Sunday, October 10, 2010
An Allendean Tale: Island Beneath the Sea
I remember the first time I read an Allende novel - The House of the Spirits. I loved that book for its sweeping story line and multitude of characters couched within the style of magic realism.
It is interesting to have read The House of the Spirits, Allende's first novel written in 1982, and now Island Beneath the Sea, written over 25 years later. Both books are written in Allende's trademark style characterized by lush descriptions, epic timeframes, a focus on history and place, and even a requisite "madwoman."

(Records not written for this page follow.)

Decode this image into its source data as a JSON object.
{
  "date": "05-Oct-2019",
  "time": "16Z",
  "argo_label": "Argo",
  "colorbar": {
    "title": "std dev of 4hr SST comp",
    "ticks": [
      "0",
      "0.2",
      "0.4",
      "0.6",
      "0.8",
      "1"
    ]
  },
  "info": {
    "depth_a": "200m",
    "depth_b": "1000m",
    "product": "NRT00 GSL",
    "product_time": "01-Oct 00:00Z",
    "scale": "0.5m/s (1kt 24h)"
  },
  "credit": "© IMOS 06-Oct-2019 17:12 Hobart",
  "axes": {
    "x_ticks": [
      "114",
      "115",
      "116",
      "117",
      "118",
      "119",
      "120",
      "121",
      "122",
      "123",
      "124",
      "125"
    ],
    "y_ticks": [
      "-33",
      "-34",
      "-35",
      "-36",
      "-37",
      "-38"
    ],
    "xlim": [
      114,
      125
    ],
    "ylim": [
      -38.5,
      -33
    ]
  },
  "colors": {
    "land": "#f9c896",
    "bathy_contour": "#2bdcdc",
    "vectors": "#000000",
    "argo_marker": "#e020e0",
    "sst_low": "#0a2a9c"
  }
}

Island Beneath the Sea marks a departure for Allende, as a work of historical fiction set in Saint Domingue (present-day Haiti) and New Orleans in the late 18th century. The novel tells the story of Zarite (known as Tete), a biracial slave who is purchased by Toulouse Valmorain, a French plantation owner.
Ultimately, I appreciate Allende's work, as many of her stories feature female protagonists, thus giving voice to perspectives that have often gone unspoken or unheard. In this book, I found the descriptions to be too flowery and long, and I found myself skimming over some sections. I also did not feel that the historical information was woven seamlessly into the novel.
Allende is a treasure, but I would recommend her earlier works instead of her latest novel. Try The House of the Spirits or Daughter of Fortune.